Original floorboards often have modern boards mixed in where repairs have been done over the years, and painting these boards can disguise them better than using a stain or varnish (although dark stains and varnishes can work well). You can, of course, replace the new boards with old ones, but this can be expensive and time-consuming, with no guarantee they’ll match perfectly when sanded.
All that said, original floorboards are a fantastic feature in a period house or flat and there’s nothing more satisfying than revealing and enjoying them after years under cover.
What if you don’t have original wooden boards? Laminate flooring, which has a picture of wood printed onto boards, is an inexpensive and easy way to copy the look. It’s not as fashionable as it once was though, so instead, why not opt for wooden flooring boards that click together, with no nails, screws or glue required? This system is widely available to buy, easy to fit, it won’t break the bank, and is possible for both engineered and solid wood flooring.
Engineered wood boards have a top layer of real wood, with cheaper layers underneath. The thickness of the wood layer varies, so make sure you know how thick it is and how many times, if any, it can be sanded. A floor that can be sanded a few times is a good investment because it can take more wear and tear.
As lovely as solid wood is, engineered wood can be a more practical choice because the layers give it added strength and durability. Unlike solid wood, it shouldn’t shrink and expand when exposed to moisture and changes in temperature and humidity.
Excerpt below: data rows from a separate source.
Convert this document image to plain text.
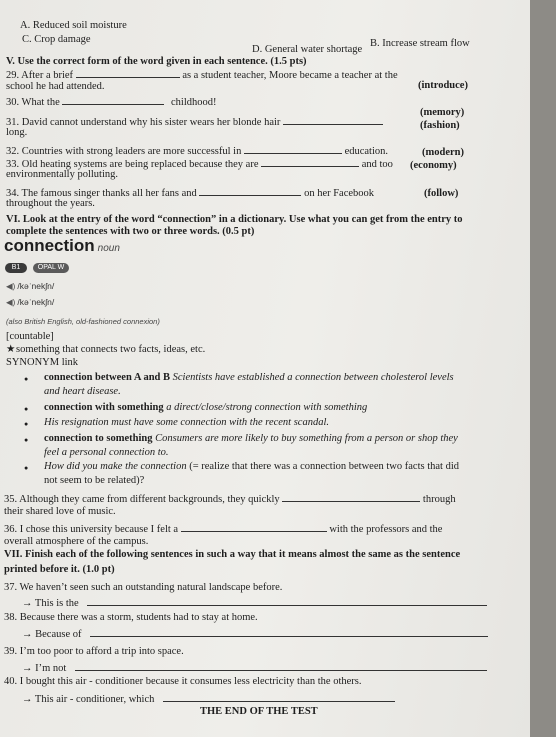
A. Reduced soil moisture
C. Crop damage	B. Increase stream flow
D. General water shortage
V. Use the correct form of the word given in each sentence. (1.5 pts)
29. After a brief	as a student teacher, Moore became a teacher at the
school he had attended.	(introduce)
30. What the	childhood!
(memory)
31. David cannot understand why his sister wears her blonde hair
long.
(fashion)
32. Countries with strong leaders are more successful in	education.	(modern)
33. Old heating systems are being replaced because they are	and too
environmentally polluting.
(economy)
34. The famous singer thanks all her fans and	on her Facebook
throughout the years.
(follow)
VI. Look at the entry of the word “connection” in a dictionary. Use what you can get from the entry to
complete the sentences with two or three words. (0.5 pt)
connection noun
B1	OPAL W
◀) /kəˈnekʃn/
◀) /kəˈnekʃn/
(also British English, old-fashioned connexion)
[countable]
★something that connects two facts, ideas, etc.
SYNONYM link
● connection between A and B Scientists have established a connection between cholesterol levels
and heart disease.
● connection with something a direct/close/strong connection with something
● His resignation must have some connection with the recent scandal.
● connection to something Consumers are more likely to buy something from a person or shop they
feel a personal connection to.
● How did you make the connection (= realize that there was a connection between two facts that did
not seem to be related)?
35. Although they came from different backgrounds, they quickly	through
their shared love of music.
36. I chose this university because I felt a	with the professors and the
overall atmosphere of the campus.
VII. Finish each of the following sentences in such a way that it means almost the same as the sentence
printed before it. (1.0 pt)
37. We haven’t seen such an outstanding natural landscape before.
→ This is the
38. Because there was a storm, students had to stay at home.
→ Because of
39. I’m too poor to afford a trip into space.
→ I’m not
40. I bought this air - conditioner because it consumes less electricity than the others.
→ This air - conditioner, which
THE END OF THE TEST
Most wooden flooring comes finished, sealed and ready to fit, but you can get bare wood if you want to stain, varnish or paint it yourself, either conventional floorboards or, again, boards that click together for easy fitting.
If your home is leasehold, you may have to get the freeholder’s permission to fit wooden flooring or have the original floorboards exposed, especially if you have neighbours underneath. See what the lease says because it may have clauses about wooden floors or causing a noise nuisance, although installing sound-absorbing underlay may be an acceptable solution to the freeholder.
With everything considered, getting the wooden floor of your dreams could be a bit of a battle – but the result will be worth it.